Sunday, November 8, 2015

Cooties in our gut keep us skinny, smart and cure cancer!?????

The cooties in our gut have been the hottest thing in research, and news about research, of late.  It is not as new as some folks would like to have you believe.  We have known for some time now, that a little dirt don't hurt.  Kids have become less immune to disease and more susceptible to various immune problems like asthma and allergies since the world got cleaner around them.  Concomitantly, they do die less from pneumonia and dysentery!!!  Just say'n!  On the other hand, as humans become more willing to take, and docs to prescribe, antibiotics for a cold (That's a virus people!!!  Antibiotics kill bacteria....not a virus!) and allow farmers to feed them in large quantities to animals that end up on our grills, we haven't cured a single virus, but we have killed a lot of important bacteria that should be living in our guts. 

Additionally, the diet most Americans low in fiber, fruits and vegetables....but filled with processed, "fast" food....does us no favors.  Rats fed more fiber eat less than their fiber-free counterparts, are thinner, faster and live longer.  Studies in real live people show that the fiber does that in an obvious way, but also changes the microbes in our gut as the "good" germs like to eat the fiber!!!  If there's no fiber there for them to eat, they aren't there!!!  So, along with obesity prevention, scientists are now touting the benefit of good germs in our gut to promote brain development, improved cognitive behaviors, and prevent neurologic disorders.  The latest reports also seem to show that good bacteria in our intestines can promote the beneficial effects of immunotherapy....

The Atlantic: 11/2015 - Immunotherapy cancer drugs depend on gut microbes

Commensal Bifidobacterium promotes antitumor immunity and facilitates anti-PD-L1 efficacy.
Sivan, Corrales, Hubert, et al.  Science. 2015 Nov 5.
"T cell infiltration of solid tumors is associated with favorable patient outcomes, yet the mechanisms underlying variable immune responses between individuals are not well understood. One possible modulator could be the intestinal microbiota. We compared melanoma growth in mice harboring distinct commensal microbiota and observed differences in spontaneous antitumor immunity, which were eliminated upon cohousing or following fecal transfer. 16S ribosomal RNA sequencing identified Bifidobacterium as associated with the antitumor effects. Oral administration of Bifidobacterium alone improved tumor control to the same degree as anti-PD-L1 therapy (checkpoint blockade), and combination treatment nearly abolished tumor outgrowth. Augmented dendritic cell function leading to enhanced CD8+ T cell priming and accumulation in the tumor microenvironment mediated the effect. Our data suggest that manipulating the microbiota may modulate cancer immunotherapy."

None of this is really surprising.  We already knew how much difference the microbes within our intestines made in the presence of allergies and immunologic based diseases. And, yes, in some medical cases, like the treatment of c. difficile, we have even found that fecal transplants are needed!!! Of course it makes sense that this "background note" would affect drugs and treatments that work by stimulating the immune system!!!  However, once is important to remember that this is not the end all, be all, to cancer and all sorts of diseases.  It goes back to the same old song.  There is no miracle drug or diet.  Doing something extreme or bizarre with your diet is not going to change your world or your cancer.  But....if you will exercise, eat your fruits and will set yourself up to be the healthiest you can.  Want to increase the bifidobacterium in your gut?  No problem.  Eat yogurt with live cultures.  Drink kefir or buttermilk.  Enjoy kimchi (Korean fermented cabbage), sauerkraut, miso, and other fermented fruits and veg.  And after that...take a walk...preferably while holding hands with a good friend.
Love and luck - c


  1. The Atlantic is one of my favorite magazines to read when I'm NOT reading about cancer, and they end up publishing a story about good bacteria's influence on immunotherapy before anywhere else.....A subject I just thought to look up two weeks ago and found nothing. Round of yogurts on me! Thanks for posting!

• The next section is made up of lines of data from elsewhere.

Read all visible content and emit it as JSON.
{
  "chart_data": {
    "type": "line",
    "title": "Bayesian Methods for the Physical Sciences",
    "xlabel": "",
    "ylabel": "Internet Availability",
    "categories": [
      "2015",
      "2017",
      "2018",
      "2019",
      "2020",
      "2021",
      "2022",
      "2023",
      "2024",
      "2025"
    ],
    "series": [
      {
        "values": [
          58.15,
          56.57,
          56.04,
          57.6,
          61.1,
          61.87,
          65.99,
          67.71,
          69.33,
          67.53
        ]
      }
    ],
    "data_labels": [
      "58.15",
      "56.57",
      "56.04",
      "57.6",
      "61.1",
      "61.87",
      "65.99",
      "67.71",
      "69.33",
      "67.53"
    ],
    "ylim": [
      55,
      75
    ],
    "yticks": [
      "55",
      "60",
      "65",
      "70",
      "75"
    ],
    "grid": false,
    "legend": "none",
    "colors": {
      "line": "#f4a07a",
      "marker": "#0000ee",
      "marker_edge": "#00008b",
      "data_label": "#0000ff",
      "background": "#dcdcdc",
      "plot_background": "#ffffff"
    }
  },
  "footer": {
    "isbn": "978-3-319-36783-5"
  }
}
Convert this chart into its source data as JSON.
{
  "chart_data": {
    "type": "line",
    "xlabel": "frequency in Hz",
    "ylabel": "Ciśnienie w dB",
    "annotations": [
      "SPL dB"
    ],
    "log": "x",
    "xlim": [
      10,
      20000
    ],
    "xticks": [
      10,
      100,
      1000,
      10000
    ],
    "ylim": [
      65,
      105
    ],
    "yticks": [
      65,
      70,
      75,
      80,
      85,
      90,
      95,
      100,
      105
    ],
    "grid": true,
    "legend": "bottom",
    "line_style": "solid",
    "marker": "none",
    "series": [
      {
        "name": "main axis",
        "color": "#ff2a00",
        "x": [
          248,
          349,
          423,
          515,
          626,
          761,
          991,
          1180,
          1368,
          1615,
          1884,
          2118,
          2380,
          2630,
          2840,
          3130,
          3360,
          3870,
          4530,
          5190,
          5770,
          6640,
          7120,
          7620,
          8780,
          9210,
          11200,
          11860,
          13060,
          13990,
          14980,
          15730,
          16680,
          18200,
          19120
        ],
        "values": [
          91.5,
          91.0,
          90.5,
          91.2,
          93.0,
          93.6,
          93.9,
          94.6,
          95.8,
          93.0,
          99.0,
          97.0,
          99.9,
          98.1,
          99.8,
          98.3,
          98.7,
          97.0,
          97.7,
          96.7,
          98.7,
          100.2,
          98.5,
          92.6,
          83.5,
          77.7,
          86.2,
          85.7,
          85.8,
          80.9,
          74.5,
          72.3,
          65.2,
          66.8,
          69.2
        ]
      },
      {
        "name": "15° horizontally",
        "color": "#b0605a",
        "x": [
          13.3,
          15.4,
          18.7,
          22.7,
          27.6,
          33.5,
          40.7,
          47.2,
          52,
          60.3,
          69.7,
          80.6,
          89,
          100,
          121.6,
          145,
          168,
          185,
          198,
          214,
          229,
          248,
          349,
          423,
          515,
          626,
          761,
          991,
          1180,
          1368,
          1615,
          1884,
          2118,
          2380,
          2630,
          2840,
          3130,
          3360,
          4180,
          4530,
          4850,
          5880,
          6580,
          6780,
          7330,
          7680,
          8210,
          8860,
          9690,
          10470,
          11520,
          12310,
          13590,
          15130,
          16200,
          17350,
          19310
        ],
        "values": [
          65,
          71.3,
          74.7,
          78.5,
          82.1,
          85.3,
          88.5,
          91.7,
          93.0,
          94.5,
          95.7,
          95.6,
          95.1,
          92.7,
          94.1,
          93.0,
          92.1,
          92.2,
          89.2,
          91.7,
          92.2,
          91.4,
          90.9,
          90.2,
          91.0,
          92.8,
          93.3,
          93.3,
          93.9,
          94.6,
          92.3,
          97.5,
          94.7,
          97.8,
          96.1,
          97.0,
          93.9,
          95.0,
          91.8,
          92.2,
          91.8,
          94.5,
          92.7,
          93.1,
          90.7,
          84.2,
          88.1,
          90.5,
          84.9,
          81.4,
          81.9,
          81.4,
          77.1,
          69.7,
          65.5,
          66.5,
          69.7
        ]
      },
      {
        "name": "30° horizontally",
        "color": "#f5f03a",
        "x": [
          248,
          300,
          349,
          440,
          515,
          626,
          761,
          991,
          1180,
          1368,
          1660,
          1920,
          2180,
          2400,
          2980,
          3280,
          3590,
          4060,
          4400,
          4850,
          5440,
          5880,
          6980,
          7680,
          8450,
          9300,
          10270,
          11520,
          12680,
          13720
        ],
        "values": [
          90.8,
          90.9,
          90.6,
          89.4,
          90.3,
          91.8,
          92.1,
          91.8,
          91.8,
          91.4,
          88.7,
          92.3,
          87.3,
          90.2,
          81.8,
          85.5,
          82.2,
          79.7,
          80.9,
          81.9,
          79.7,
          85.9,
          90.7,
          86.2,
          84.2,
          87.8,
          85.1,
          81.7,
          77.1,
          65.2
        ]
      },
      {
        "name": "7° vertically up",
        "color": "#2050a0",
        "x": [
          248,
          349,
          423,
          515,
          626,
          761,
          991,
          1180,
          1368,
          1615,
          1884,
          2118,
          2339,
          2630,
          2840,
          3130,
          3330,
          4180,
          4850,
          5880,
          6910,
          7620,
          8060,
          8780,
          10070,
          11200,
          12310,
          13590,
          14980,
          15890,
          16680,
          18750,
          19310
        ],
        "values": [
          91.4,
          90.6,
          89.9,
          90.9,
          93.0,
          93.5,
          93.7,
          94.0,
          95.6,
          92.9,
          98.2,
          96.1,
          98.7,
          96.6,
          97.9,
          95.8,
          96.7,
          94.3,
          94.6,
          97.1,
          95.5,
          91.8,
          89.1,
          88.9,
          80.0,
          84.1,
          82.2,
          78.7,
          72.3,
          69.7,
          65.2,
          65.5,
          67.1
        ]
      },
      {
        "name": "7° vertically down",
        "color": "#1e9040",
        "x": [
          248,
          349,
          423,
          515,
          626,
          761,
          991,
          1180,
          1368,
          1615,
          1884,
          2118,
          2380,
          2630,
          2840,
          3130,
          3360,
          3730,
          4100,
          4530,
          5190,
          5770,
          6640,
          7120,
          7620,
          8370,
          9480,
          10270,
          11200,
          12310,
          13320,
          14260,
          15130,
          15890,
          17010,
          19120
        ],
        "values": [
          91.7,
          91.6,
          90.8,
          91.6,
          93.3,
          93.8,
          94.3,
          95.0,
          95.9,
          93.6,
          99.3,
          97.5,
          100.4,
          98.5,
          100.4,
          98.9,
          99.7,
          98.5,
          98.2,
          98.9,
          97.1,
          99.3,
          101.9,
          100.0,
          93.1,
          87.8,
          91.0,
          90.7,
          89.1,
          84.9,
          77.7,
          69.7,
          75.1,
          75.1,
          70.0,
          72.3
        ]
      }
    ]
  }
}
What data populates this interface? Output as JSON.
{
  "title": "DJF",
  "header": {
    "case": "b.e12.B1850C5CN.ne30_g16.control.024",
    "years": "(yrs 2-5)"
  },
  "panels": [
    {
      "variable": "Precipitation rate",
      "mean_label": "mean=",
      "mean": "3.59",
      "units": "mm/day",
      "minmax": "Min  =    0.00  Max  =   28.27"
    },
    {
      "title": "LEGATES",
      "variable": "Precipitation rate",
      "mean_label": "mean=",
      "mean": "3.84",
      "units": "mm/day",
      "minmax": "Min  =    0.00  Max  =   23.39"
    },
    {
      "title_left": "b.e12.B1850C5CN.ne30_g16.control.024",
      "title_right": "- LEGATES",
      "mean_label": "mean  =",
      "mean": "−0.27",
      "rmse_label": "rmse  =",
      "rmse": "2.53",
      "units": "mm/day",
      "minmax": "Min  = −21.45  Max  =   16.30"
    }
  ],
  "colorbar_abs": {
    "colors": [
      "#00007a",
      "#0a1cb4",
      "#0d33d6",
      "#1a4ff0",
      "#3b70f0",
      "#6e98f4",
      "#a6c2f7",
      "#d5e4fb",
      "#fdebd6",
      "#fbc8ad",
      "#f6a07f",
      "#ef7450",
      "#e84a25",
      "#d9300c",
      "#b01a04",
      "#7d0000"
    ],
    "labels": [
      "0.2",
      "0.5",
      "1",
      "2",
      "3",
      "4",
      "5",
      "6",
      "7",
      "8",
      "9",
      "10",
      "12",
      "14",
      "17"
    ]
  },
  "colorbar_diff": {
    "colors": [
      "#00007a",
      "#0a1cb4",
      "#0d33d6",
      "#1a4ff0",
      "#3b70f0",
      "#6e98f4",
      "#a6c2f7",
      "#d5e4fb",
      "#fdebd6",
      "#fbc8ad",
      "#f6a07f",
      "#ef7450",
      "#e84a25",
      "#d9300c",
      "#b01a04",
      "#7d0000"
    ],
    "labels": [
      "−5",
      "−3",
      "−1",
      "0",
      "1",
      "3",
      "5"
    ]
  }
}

  2. For those wishing to supplement with probiotics it is important to note that the particular strain of Bifidobacterium you take is important. There are many, and most probiotic companies don't list the full name of the probiotics contained in their product. The probiotic used in the study was Bifidobacterium infantis 35624 and the only company I could find that carried it was Align. With the support of my oncologist I am currently taking it daily to boost my response to my immunotherapy treatments. Though the treatments are already shrinking my lung tumor I figure everything I can do to improve and support my immune system helps now and in the long run. Since I've had a couple rounds of antibiotics lately to calm infections and fevers related to my ipi/nivo immunotherapy treatments I also take a probiotic that contains a larger array of probiotics, just as insurance. Plus, of course, a diet chock full of fruit and veggies. I wish I liked kimchi!

    I love your blog and have found it to be about the best source anywhere for the latest and greatest in melanoma treatments. As a Stage IV newbie, I am very grateful for your knowledge and positivity. Thanks so much!